88 kişi katledildi. Ben saldırganlar içinde yer alıp ölenleri kayıp listesine dahil etmedim. “Maraş Kıyımı” isimli kitabımda cenazelerin kayıp olduğunu belirttiğim gibi, bu son kitapta da iki cesedin kayıp olduğu bilgisini somutlaştırdım. Kıyım sırasında Hatice Yılmaz isimli bir kadının kolu bileziklerini almak için kesiliyor, daha sonra cenazesi ilgililere teslim ediliyor ancak cenazenin kaybolduğu görülüyor. Bu benim ürettiğim bir bilgi değil, Maraş katliamıyla ilgili dosyada da var ve aynen şöyle ifade edilir: “Hatice Yılmaz’ın cesedi muhtara teslim edildikten sonra alınmaya gelindiğinde kayıp oldu”. Benzer bir şekilde Mahmut Ünal isimli Adıyamanlı Türk-Sünni bir öğretmen katledilmiş ve onun da cesedi kayıptır. Bu da hem dosyada, hem de aile tarafından teyit edilmiş bir bilgidir. Herhangi birisi devletin eşyasını aldığı takdirde devlet bütün hışmıyla çullanır ve kimin aldığını ortaya çıkartır, yargılar. Ama burada bir ceset kayboluyor ancak devlet dönüp bu ceset nasıl kaybolur diye sormuyor bile.

KATLİAMI PROTESTO AYNI ZAMANDA HAK ALMA MÜCADELESİ OLMALI

Kitabınızda aynı zamanda katledilen ve evlerinden kaçmak zorunda kalan insanların mal ve mülklerinin de gasp edildiğini açıklıyorsunuz.

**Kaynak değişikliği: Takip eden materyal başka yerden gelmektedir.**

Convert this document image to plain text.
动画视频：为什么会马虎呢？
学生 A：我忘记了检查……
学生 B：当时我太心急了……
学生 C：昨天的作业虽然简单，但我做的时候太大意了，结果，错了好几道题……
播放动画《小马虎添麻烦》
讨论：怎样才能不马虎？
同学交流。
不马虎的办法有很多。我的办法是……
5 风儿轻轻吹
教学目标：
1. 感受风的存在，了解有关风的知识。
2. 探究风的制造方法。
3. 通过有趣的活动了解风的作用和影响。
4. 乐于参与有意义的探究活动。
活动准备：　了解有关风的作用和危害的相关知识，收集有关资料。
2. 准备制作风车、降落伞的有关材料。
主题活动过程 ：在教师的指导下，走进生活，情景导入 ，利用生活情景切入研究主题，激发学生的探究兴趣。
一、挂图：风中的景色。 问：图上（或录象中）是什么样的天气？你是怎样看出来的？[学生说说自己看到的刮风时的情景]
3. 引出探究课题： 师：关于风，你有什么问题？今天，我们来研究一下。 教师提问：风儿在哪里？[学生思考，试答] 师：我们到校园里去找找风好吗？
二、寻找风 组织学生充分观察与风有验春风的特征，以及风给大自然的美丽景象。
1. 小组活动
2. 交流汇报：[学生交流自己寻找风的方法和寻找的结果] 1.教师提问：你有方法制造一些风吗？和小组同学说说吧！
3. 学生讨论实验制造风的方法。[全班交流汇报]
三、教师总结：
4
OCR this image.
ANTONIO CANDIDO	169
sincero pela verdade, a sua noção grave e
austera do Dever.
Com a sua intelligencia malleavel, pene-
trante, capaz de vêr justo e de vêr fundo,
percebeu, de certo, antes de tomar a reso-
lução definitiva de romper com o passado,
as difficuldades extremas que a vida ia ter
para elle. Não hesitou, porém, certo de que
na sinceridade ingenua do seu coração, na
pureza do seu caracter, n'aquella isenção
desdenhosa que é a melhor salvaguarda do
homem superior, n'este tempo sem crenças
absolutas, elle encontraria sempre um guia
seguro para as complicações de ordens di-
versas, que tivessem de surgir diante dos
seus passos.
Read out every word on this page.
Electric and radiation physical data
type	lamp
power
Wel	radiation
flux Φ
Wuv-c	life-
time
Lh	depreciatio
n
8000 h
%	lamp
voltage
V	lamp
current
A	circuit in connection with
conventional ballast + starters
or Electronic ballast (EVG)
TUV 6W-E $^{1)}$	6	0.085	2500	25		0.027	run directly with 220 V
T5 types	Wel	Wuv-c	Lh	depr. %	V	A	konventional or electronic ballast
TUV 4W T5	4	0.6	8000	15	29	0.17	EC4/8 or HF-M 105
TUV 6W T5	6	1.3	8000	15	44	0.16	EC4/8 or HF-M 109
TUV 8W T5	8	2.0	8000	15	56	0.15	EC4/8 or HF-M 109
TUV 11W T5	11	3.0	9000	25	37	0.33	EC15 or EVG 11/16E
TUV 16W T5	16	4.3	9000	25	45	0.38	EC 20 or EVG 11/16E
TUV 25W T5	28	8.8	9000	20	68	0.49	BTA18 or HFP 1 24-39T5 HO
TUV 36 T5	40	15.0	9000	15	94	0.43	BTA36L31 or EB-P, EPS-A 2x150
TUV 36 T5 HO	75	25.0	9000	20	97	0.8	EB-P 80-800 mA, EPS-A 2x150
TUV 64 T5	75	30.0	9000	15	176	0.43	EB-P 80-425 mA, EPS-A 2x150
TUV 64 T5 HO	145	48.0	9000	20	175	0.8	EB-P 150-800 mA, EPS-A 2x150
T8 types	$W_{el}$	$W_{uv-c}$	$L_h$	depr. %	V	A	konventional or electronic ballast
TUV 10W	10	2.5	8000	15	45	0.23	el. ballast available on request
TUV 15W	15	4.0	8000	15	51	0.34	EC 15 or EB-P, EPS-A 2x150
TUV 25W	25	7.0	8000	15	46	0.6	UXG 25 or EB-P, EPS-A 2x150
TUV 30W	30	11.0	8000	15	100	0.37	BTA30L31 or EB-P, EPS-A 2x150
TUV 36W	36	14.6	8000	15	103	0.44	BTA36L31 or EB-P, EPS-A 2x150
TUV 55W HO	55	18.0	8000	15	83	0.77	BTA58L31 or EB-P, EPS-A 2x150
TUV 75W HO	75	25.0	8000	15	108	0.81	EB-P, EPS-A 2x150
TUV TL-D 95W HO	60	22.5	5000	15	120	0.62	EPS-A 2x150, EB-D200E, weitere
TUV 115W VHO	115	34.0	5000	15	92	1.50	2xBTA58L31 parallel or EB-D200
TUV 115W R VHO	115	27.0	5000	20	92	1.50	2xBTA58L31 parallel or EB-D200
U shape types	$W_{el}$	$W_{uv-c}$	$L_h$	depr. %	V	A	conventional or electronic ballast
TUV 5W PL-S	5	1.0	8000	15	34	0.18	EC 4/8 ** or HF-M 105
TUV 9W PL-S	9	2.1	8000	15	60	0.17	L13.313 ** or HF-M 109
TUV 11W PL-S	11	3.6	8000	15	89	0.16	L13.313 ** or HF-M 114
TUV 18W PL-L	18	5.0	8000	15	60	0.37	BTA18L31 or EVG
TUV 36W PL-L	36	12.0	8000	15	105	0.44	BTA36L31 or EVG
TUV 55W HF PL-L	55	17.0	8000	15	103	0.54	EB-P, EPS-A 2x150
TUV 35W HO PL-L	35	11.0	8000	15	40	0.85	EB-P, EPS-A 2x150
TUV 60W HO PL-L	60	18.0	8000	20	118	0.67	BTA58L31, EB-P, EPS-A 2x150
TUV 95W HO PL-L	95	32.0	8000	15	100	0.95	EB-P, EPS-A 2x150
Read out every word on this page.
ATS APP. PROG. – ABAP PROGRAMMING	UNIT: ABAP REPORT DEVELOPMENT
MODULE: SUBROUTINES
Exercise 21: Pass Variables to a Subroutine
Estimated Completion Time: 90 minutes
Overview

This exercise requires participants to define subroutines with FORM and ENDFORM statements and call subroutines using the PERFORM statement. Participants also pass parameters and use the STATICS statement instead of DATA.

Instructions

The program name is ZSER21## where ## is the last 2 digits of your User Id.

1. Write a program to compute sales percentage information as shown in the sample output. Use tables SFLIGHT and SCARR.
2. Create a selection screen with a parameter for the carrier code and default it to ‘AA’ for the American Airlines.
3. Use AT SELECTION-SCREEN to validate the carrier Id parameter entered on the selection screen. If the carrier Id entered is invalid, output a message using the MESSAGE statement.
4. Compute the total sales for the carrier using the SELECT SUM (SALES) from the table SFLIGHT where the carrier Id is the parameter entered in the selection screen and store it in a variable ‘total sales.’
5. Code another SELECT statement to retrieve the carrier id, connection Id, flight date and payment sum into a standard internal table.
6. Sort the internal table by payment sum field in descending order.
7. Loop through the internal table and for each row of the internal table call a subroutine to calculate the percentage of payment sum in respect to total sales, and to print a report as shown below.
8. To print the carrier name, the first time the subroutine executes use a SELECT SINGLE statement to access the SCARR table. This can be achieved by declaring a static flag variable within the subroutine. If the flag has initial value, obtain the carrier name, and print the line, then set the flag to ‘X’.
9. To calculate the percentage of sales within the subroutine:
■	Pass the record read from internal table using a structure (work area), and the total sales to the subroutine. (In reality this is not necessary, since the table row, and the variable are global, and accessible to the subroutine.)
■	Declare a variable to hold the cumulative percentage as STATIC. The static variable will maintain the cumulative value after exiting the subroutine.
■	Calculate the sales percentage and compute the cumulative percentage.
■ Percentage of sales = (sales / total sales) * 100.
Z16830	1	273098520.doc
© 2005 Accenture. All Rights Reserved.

Bu gasp kim tarafından gerçekleştirildi?

Bu gasp doğrudan devlet tarafından değil de devletin onayıyla başkaları tarafından gerçekleştirilmiş. Şöyle ki, katliam mağdurlarının bir kısmı arsasını ve evini zor bela satar ya da takas ederken, mağdurların önemli bir kısmının aldığı arsa, yaptığı gecekondu ya da oturduğu ev başkaları tarafından gasp edilmiş. Tekrar geri döndüklerinde evlerinin başkaları tarafından kullanıldığını, arsalarının başkalarının üzerlerine geçirildiğini ve artık herhangi bir hak talep etme imkanına sahip olmadıklarını fark ediyorlar. Bu da Maraş katliamıyla ilgili mutlaka üzerinde durulması gereken çok önemli bir olgu. Maraş katliamına yönelik bugünkü tavır sadece protestodan ibaret olmamalı, aynı zamanda hak alma mücadelesi olarak da görülmelidir. Bu yoksul ve emekçi insanların alın teriyle edindikleri evlerinin, arsalarının gasp edilmesi sessiz sedasız geçiştirilecek bir durum değildir. Bunun mutlaka bir şekilde hesabı sorulması gerekir.

ÇOCUKLARA EL KONDU

Katliamdan sonra çocuklarda el konduğunu ortaya çıkarttınız, bunu açabilir misiniz?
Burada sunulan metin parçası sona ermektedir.